I will say a little about why we are not abolishing all the reliefs identified. The Government listened to the views of consultation respondents. Where a strong case was made to retain particular reliefs, that was done, although that was restricted to instances in which evidence submitted represented new information that significantly reduced the rationale for abolition. That means that four reliefs will now not be abolished and a further three will be only partially repealed, on the basis that certain rights need to be preserved for legal reasons.

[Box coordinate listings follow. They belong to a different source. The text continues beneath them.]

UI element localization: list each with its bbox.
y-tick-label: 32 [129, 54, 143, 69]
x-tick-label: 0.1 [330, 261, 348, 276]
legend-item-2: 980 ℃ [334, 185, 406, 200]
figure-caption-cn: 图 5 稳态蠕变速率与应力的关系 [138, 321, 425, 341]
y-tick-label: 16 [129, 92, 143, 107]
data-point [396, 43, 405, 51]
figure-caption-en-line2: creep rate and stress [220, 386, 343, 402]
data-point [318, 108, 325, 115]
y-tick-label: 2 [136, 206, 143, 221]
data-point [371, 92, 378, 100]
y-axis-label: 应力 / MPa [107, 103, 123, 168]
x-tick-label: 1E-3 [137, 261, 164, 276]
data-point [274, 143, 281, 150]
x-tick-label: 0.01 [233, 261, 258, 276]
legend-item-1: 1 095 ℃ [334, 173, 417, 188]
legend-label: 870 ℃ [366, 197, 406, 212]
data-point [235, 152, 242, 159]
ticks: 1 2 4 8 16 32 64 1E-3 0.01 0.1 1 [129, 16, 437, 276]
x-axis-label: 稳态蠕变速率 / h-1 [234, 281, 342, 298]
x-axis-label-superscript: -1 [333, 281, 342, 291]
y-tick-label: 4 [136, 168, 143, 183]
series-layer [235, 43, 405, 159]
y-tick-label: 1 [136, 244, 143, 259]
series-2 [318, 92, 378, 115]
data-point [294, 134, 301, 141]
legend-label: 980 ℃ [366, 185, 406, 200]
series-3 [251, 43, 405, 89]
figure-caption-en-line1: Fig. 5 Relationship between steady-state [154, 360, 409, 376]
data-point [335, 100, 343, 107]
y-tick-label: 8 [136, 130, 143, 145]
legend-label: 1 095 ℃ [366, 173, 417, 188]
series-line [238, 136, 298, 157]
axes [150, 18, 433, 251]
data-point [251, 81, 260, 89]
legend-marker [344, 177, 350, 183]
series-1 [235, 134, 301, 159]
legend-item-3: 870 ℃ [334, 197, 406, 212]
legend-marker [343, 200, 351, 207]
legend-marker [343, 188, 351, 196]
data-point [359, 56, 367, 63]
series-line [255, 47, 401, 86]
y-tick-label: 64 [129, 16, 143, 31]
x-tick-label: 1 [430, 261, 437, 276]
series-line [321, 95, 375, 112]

I will touch on some of the difficult decisions, for example, abolishing excise duty relief for Angostura bitters. That historical relief was introduced when Trinidad and Tobago was classed as a developing country. Abolition of that relief will also maintain fairness amongst all producers of bitters, as the current relief benefits one company. I am grateful to the hon. Member for Gateshead for informing the Committee about Angostura bitters. Never let it be said by any hon. Member that they do not learn something while serving on a Finance Bill Committee.
I will briefly touch on the subject of black beer. It is generally of a high alcoholic strength, around 8.5% proof, so in our view it can no longer be considered a health product, which was the justification for a lower rate, despite the arguments that might be made on that.
As far as mineral royalties are concerned, the relief is redundant, and abolition would not discourage landowners from making land available for mineral extraction. I hope that does not disappoint my hon. Friend the Member for Amber Valley. However, we have agreed to preserve capital loss reliefs in respect of mineral leases or agreements entered into before the repeal.
The rates of income and corporation tax are considerably lower than they were in the 1970s. Consequently, the main rationale for introduction of that relief no longer exists.
With those remarks, I hope I can conclude on this point. The Government are committed to simplifying the tax system and the OTS has a major role in helping us meet that commitment. The repeal of these reliefs represents a further step in the work of the OTS and the Government to reduce the complexity of the British tax code. I hope that the clause and schedule will stand part of the Bill.